Yom Kippur and Affliction
I came across a post on a website that had the following title: ‘4 Little-Known Rules For Observing Yom Kippur.’ The post went on to identify the rules that the writer said should be followed in observing this Holy Day. They stated to wear white as a sign of purity, abstain from sex, abstain from wearing leather shoes, abstain from eating and drinking among other things. The question begs to be asked, are these rules of men or God? I believe the answer is men. Messiah dealt with this when he challenged the leaders of his day about elevating man made rules to be equal or greater than the Commandments of God.
I searched the meaning of ‘afflict’ on a website called www.blueletterbible.org which gave the Hebrew definition of afflict. Among other things, the definition included humbling ourselves, and submitting. I see this as two fold, humbling ourselves before others by asking them to forgive us. And if after searching our hearts over the past year, we submit to God’s Commandment to forgive others who have sinned, or violated Torah against us. This is referenced by Messiah twice, first when he gives us the Lord’s Prayer.
Forgive us when we sin against others
As we forgive those who sin against us
Messiah breaks the whole issue down further when he makes the following statement from Matthew.
For if you forgive men their sins against you
They are forgiven.
But if you do not forgive men their sins,
Neither will your Father forgive your sins.

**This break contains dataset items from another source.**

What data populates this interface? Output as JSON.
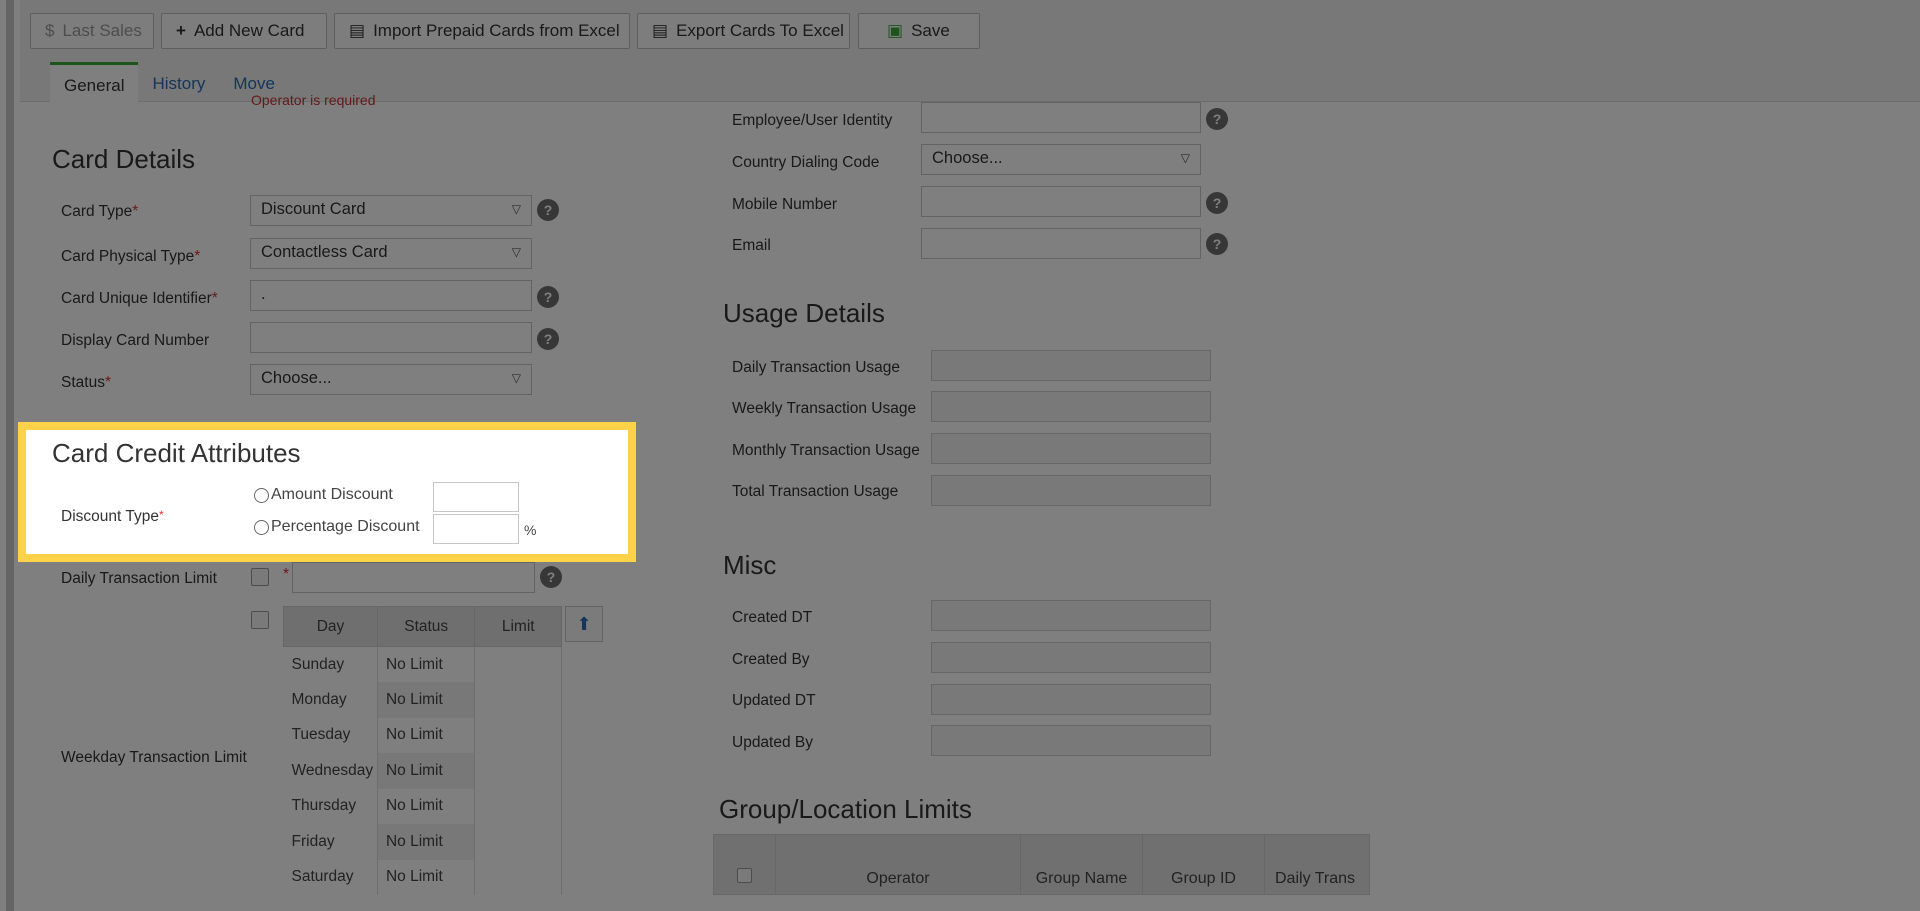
{
  "toolbar": {
    "last_sales": "Last Sales",
    "add_new_card": "Add New Card",
    "import_prepaid": "Import Prepaid Cards from Excel",
    "export_cards": "Export Cards To Excel",
    "save": "Save"
  },
  "tabs": [
    "General",
    "History",
    "Move"
  ],
  "validation_error": "Operator is required",
  "card_details": {
    "title": "Card Details",
    "card_type_label": "Card Type",
    "card_type_value": "Discount Card",
    "physical_type_label": "Card Physical Type",
    "physical_type_value": "Contactless Card",
    "unique_id_label": "Card Unique Identifier",
    "unique_id_value": ".",
    "display_number_label": "Display Card Number",
    "display_number_value": "",
    "status_label": "Status",
    "status_value": "Choose..."
  },
  "credit": {
    "title": "Card Credit Attributes",
    "discount_type_label": "Discount Type",
    "amount_discount": "Amount Discount",
    "percentage_discount": "Percentage Discount",
    "percent_sign": "%"
  },
  "limits": {
    "daily_label": "Daily Transaction Limit",
    "weekday_label": "Weekday Transaction Limit",
    "headers": [
      "Day",
      "Status",
      "Limit"
    ],
    "rows": [
      {
        "day": "Sunday",
        "status": "No Limit"
      },
      {
        "day": "Monday",
        "status": "No Limit"
      },
      {
        "day": "Tuesday",
        "status": "No Limit"
      },
      {
        "day": "Wednesday",
        "status": "No Limit"
      },
      {
        "day": "Thursday",
        "status": "No Limit"
      },
      {
        "day": "Friday",
        "status": "No Limit"
      },
      {
        "day": "Saturday",
        "status": "No Limit"
      }
    ]
  },
  "contact": {
    "employee_label": "Employee/User Identity",
    "country_code_label": "Country Dialing Code",
    "country_code_value": "Choose...",
    "mobile_label": "Mobile Number",
    "email_label": "Email"
  },
  "usage": {
    "title": "Usage Details",
    "daily": "Daily Transaction Usage",
    "weekly": "Weekly Transaction Usage",
    "monthly": "Monthly Transaction Usage",
    "total": "Total Transaction Usage"
  },
  "misc": {
    "title": "Misc",
    "created_dt": "Created DT",
    "created_by": "Created By",
    "updated_dt": "Updated DT",
    "updated_by": "Updated By"
  },
  "group": {
    "title": "Group/Location Limits",
    "headers": [
      "Operator",
      "Group Name",
      "Group ID",
      "Daily Trans"
    ]
  },
  "colors": {
    "highlight": "#ffd24a",
    "link": "#2a6bb5",
    "required": "#d33333",
    "active_tab": "#3aa63a"
  }
}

These are very strong words and they are Commandments of God. These two verses sum up the essence of Yom Kippur. It is a time to reflect on my treatment of God and others for the past year and seek God and others to find out if I am guilty of sinning against anyone. If it is brought to my attention that I am indeed guilty of sin, then I must reconcile and make restitution for my wrongdoing. This process, to me, makes much more sense than an outward expression of fasting or any other physical act.
Today, I compiled my list and approached a neighbor of mine to ask their forgiveness for something I said to her. I apologized to her for my comment to her that was sinful and very disrespectful. If we want to observe Yom Kippur in the Spirit of the Day, then we have to look at its deeper meaning. A white shirt or a fast of food and water does nothing to suffice for any wrongdoing to others or forgiving others for wrongdoing against us.